このシックハウスを引き起こす原因物質ですが、建築基準法で規制の対象となっている物質はたった2つしかありません。その2つについて覚えておくだけで、シックハウス関連の問題で得点できる可能性が飛躍的に高まります。覚えにくいものでもありませんので、ぜひ覚えておきましょう。
その2つとは
- ホルムアルデヒド
- クロルピリホス
です。(建築基準法28条の2・建築基準法施行令第20条の5)
これらに関する基本的な情報を順番に見ていきましょう。
ホルムアルデヒド
ホルムアルデヒドは、樹脂や接着剤の材料に含まれている物質です。建材の原料にも含まれる場合があります。ホルムアルデヒドは、視覚や聴覚や循環器の異常を引き起こし、発がん性がある、いわゆる人体に対する毒の一種であるという事がわかってきました。ホルムアルデヒドは長期間に渡って建材から空気中に発散される性質があります。
ですので建築基準法でホルムアルデヒドの含まれる建材の使用を規制するようになりました。
とはいえいきなり全面的に禁止する事が現実的ではなかったため、JASとJISで建材製品のホルムアルデヒド発散量を評価してランク付けし、そのランクに応じて使用量を制限するという制度になりました。今でもその制度が続いています。
製品の評価は☆(スター)の数で示されます。先頭にFが付加されてF☆☆☆(エフスリースター)、F☆☆☆☆(エフフォースター)のように示されます。
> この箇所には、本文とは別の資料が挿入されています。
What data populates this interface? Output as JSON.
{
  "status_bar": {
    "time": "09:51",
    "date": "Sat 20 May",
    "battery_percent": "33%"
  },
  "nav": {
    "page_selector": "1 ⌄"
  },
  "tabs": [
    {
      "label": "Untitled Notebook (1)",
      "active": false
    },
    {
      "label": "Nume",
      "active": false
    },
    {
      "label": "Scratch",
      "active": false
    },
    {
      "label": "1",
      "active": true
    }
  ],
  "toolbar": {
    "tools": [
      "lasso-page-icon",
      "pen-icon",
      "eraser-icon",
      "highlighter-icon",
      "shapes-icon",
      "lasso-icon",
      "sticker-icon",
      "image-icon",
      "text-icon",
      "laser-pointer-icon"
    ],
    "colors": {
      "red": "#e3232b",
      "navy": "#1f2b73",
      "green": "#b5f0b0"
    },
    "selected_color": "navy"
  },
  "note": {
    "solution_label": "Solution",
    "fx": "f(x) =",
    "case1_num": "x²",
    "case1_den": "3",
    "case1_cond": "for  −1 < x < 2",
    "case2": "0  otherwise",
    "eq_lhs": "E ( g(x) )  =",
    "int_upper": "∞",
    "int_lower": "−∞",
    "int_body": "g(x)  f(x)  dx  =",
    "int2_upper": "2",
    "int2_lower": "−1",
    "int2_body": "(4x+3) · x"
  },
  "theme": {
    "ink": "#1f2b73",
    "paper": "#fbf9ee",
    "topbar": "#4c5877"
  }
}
発散量が少ない(安全性が高い)ものほど☆が多く、☆4つのF☆☆☆☆が最高ランクです。
内装材としてこれらの建材を使用する場合、F☆☆☆☆は無制限に使用が可能です。F☆☆☆以下のランクの製品から使用面積の制限を受けます。面積は換気設備の状況などによって変わります。この辺りが若干ややこしく、F☆☆☆☆の製品ばかりが好まれるようになり、それ以外の製品は不人気になってしまいました。今ではF☆☆☆☆以外はほとんど見かけなくなっています。最近のシックハウス対策の実務は、実質的にF☆☆☆☆の表記があるかどうかの確認というシンプルな作業になっているのが実情です。
ところで、F☆☆☆☆は、ホルムアルデヒドの発散が少ないから使用が制限されないというだけで、ホルムアルデヒドを発散していないという事ではありません。この事に関する引っ掛けが出題されるかも知れませんので注意して下さい。
因みに、ホルムアルデヒドの水溶液が、どこかで聞いたことのある「ホルマリン」です。
また「アルデヒド」というのは有機化合物の一種で、色々なアルデヒドがあります。有名なものにアセトアルデヒドというものがあり、これはヒトがアルコールを飲むとその代謝の過程で体内で生成され、二日酔いの原因物質として知られています。アルデヒドは一般的に生物に対して毒性を示しますので、実務上や実生活上アルデヒドという名前の物質が出てきたときには法的な規制があってもなくても健康のために要注意です。
クロルピリホス
クロルピリホスは、むかしのシロアリ駆除剤に使われていた物質です。
ホルムアルデヒドがどちらかと言えば意図せず人体に有害であったというのに対し、クロルピリホスはもともと殺虫効果を得るために使用していたため、ある程度は毒性について意識されていた部分があります。日本では2003年に使用が禁止されました。
居室を有する建築物にクロルピリホスを添加した建材を使用する事は禁止されています。居室のない建築物は少なく、ましてやインテリアと関係のある建築物では探すのが困難なレベルです。インテリアコーディネーター試験の一次試験対策としては、実質的にまるっきり使えないものだという覚え方で支障ないと思います。